Seni film ini pun memukul mundur seni teater modern Indonesia, karena memang teknologi yang dipakai lebih canggih dibanding bentuk seni yang masih memiliki unsur hegemoni masa auratik. Perkembangan seni film industrialisasi ini pun masih terus berkembang lebih cepat dibanding dengan teater modern Indonesia, terlebih lagi teater tradisi Dongeng Betawi, di era terkini yang merupakan  era globalisasi. Di era pra-modern (auratik) terbatas pada kuantitas dan hanya digeluti-digemari oleh masyarakat tertentu dengan konvensi yang dimilikinya, dan era modern (industrialisasi) meski kuantitasnya banyak atau dapat dikatakan populer tetap saja terbentur pada jarak dan waktu.

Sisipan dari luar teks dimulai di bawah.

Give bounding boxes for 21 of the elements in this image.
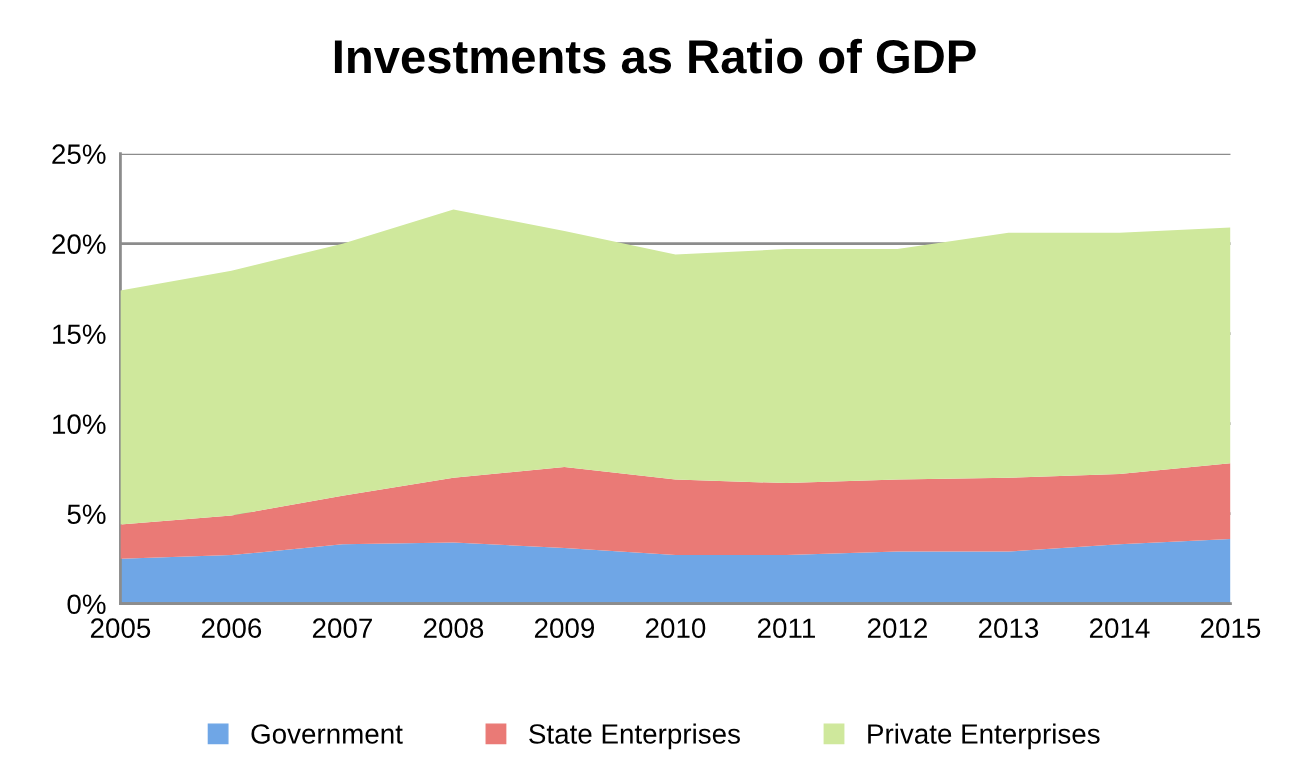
x-tick-label: 2006 — [201, 618, 262, 639]
x-tick-label: 2010 — [645, 618, 706, 639]
x-tick-label: 2011 — [757, 618, 815, 639]
x-tick-label: 2007 — [312, 618, 372, 639]
y-tick-label: 5% — [67, 504, 106, 525]
legend-label: State Enterprises — [529, 723, 740, 750]
x-tick-label: 2014 — [1089, 618, 1150, 639]
x-tick-label: 2005 — [90, 618, 151, 639]
x-tick-label: 2012 — [867, 618, 927, 639]
x-tick-label: 2008 — [423, 618, 484, 639]
legend-label: Private Enterprises — [868, 723, 1100, 750]
y-tick-label: 10% — [53, 414, 106, 435]
x-tick-label: 2009 — [534, 618, 595, 639]
y-tick-label: 15% — [53, 324, 106, 345]
legend-label: Government — [251, 724, 403, 744]
y-tick-label: 25% — [52, 144, 106, 164]
y-tick-label: 0% — [67, 594, 106, 615]
x-tick-label: 2015 — [1200, 618, 1261, 639]
y-tick-label: 20% — [52, 234, 106, 254]
x-tick-label: 2013 — [978, 618, 1039, 639]
chart-title: Investments as Ratio of GDP — [334, 38, 976, 74]
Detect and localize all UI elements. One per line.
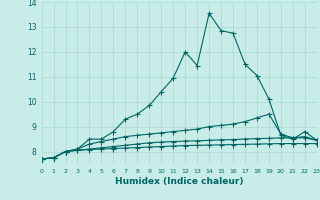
X-axis label: Humidex (Indice chaleur): Humidex (Indice chaleur)	[115, 177, 244, 186]
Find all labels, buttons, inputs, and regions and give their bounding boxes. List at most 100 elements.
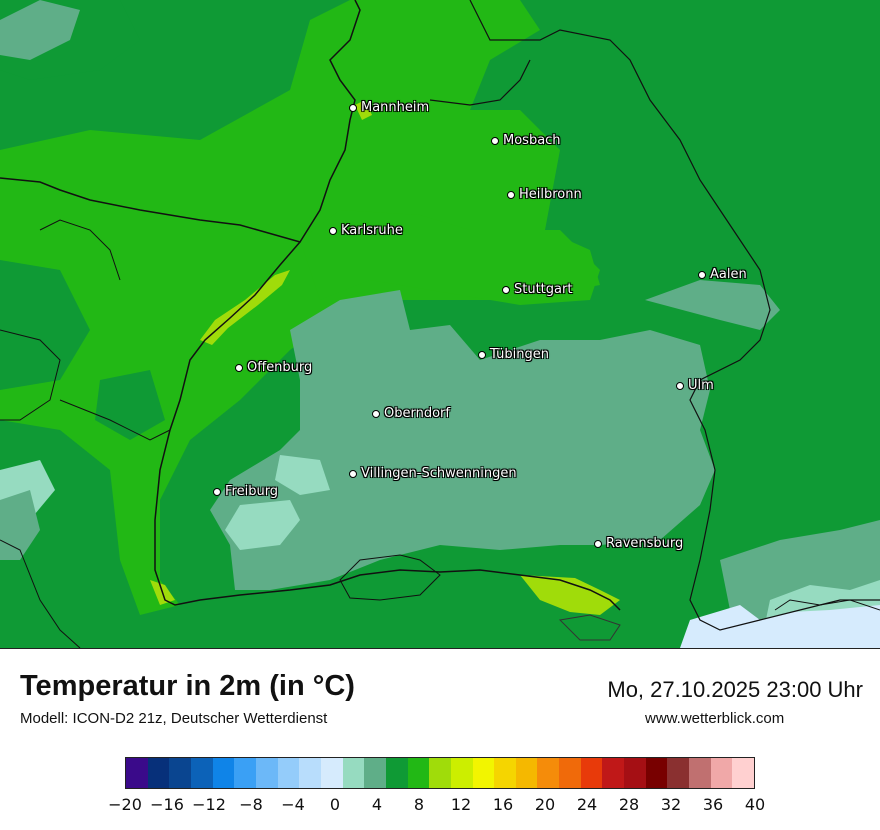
legend-swatch [234,758,256,788]
city-marker-icon [502,285,510,294]
legend-tick-label: 36 [702,795,724,814]
austria-border [774,599,880,611]
city-mosbach: Mosbach [491,133,561,148]
legend-tick-label: 24 [576,795,598,814]
legend-tick-label: −16 [150,795,184,814]
legend-tick-label: 0 [329,795,341,814]
legend-tick-label: 4 [371,795,383,814]
legend-swatch [147,758,170,788]
city-villingen-schwenningen: Villingen-Schwenningen [349,466,517,481]
legend-swatch [689,758,711,788]
legend-tick-label: 28 [618,795,640,814]
city-ravensburg: Ravensburg [594,536,683,551]
city-marker-icon [213,487,221,496]
legend-swatch [710,758,733,788]
city-oberndorf: Oberndorf [372,406,450,421]
legend-tick-label: 16 [492,795,514,814]
legend-swatch [342,758,365,788]
east-cool-patch [645,280,780,330]
city-marker-icon [676,381,684,390]
legend-swatch [580,758,603,788]
legend-tick-label: −8 [239,795,263,814]
legend-swatch [407,758,430,788]
mint-patch-2 [275,455,330,495]
legend-swatch [126,758,148,788]
legend-swatch [732,758,755,788]
city-marker-icon [372,409,380,418]
legend-swatch [169,758,191,788]
city-marker-icon [349,103,357,112]
city-marker-icon [329,226,337,235]
legend-swatch [320,758,343,788]
legend-swatch [645,758,668,788]
model-info: Modell: ICON-D2 21z, Deutscher Wetterdie… [20,710,328,727]
temperature-map[interactable]: Mannheim Mosbach Heilbronn Karlsruhe Aal… [0,0,880,649]
legend-swatch [537,758,560,788]
state-border-north [429,59,531,106]
border-west-2 [59,399,171,441]
legend-tick-label: −4 [281,795,305,814]
legend-swatch [472,758,495,788]
legend-swatch [515,758,538,788]
city-marker-icon [698,270,706,279]
border-west-1 [0,329,61,421]
city-marker-icon [594,539,602,548]
city-karlsruhe: Karlsruhe [329,223,403,238]
lake-constance [558,614,621,641]
legend-swatch [429,758,451,788]
legend-swatch [602,758,625,788]
city-marker-icon [349,469,357,478]
city-marker-icon [491,136,499,145]
rhine-warm-strip [200,270,290,345]
color-legend [125,757,755,789]
legend-swatch [667,758,690,788]
legend-swatch [559,758,581,788]
legend-swatch [212,758,235,788]
forecast-datetime: Mo, 27.10.2025 23:00 Uhr [607,677,863,702]
forest-dark-2 [0,260,90,390]
legend-tick-label: −20 [108,795,142,814]
city-stuttgart: Stuttgart [502,282,572,297]
border-west-3 [0,539,81,648]
legend-tick-label: 8 [413,795,425,814]
city-marker-icon [235,363,243,372]
mint-patch-1 [225,500,300,550]
legend-tick-label: 12 [450,795,472,814]
neckar-area [300,210,600,305]
national-border [0,0,361,243]
legend-swatch [385,758,408,788]
city-mannheim: Mannheim [349,100,429,115]
city-offenburg: Offenburg [235,360,312,375]
map-title: Temperatur in 2m (in °C) [20,670,355,702]
legend-swatch [364,758,386,788]
city-tuebingen: Tübingen [478,347,549,362]
legend-swatch [255,758,278,788]
city-heilbronn: Heilbronn [507,187,582,202]
legend-swatch [494,758,516,788]
legend-swatch [299,758,321,788]
legend-swatch [190,758,213,788]
rhine-border [154,241,621,611]
rhine-valley-area [0,0,600,615]
hills-teal-west-2 [0,490,40,560]
city-freiburg: Freiburg [213,484,278,499]
border-west-4 [39,219,121,281]
city-marker-icon [507,190,515,199]
legend-tick-label: −12 [192,795,226,814]
legend-tick-label: 40 [744,795,766,814]
city-marker-icon [478,350,486,359]
map-canvas [0,0,880,648]
swiss-border [339,554,441,601]
mannheim-warm [355,100,372,120]
city-ulm: Ulm [676,378,714,393]
forest-dark-3 [95,370,165,440]
legend-swatch [624,758,646,788]
legend-swatch [450,758,473,788]
state-border-east [469,0,880,631]
upland-cool-area [210,290,715,590]
legend-tick-label: 20 [534,795,556,814]
website-link[interactable]: www.wetterblick.com [645,710,785,727]
city-aalen: Aalen [698,267,747,282]
legend-tick-label: 32 [660,795,682,814]
legend-ticks: −20 −16 −12 −8 −4 0 4 8 12 16 20 24 28 32 36 40 [0,795,880,819]
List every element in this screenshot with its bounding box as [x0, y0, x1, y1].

Sedangkan era globalisasi jarak dan waktu sudah tidak perlu diperhitungkan lagi. Contoh yang paling dekat dengan masyarakat sekarang adalah film box office atau film luar negeri yang dapat menyentuh daerah-daerah di pelosok bumi karena adanya bioskop-bioskop di seluruh negara di dunia. Waktu pun tidak membutuhkan hitungan tahun, bulan, atau malah minggu dalam penyebarannya, bisa dalam satu waktu secara bersamaan film tersebut dapat diputar dan dinikmati oleh orang-orang di seluruh dunia. Teater modern dan teater tradisi hanya bisa termangu pilu melihat lesat arus penyebaran seni film, atau mungkin tertinggal beberapa putaran dalam maraton kebudayaan.
Timbul-tenggelam teater tradisi memang telah terjadi di bumi kita ini. Hal-hal di atas adalah ciri alamiah dari terabaikannya teater tradisi. Selain ciri alamiah tersebut ada pula kelalaian manusia pegiatnya, walau masih ada usaha untuk melestarikannya, karena tidak memfasilitasi kehidupan teater tradisi ini. Lebih banyak bioskop ketimbang gedung kesenian. Jadi pantaslah timbul-tenggelamnya teater tradisi di bumi yang tidak perduli pada budaya. Mengutip slogan Presiden pertama Indonesia, Ir. Soekarno: “JAS MERAH (JANGAN SEKALI-SEKALI LUPAKAN SEJARAH)”. Budaya merupakan sejarah dan teater tradisi bagian dari budaya.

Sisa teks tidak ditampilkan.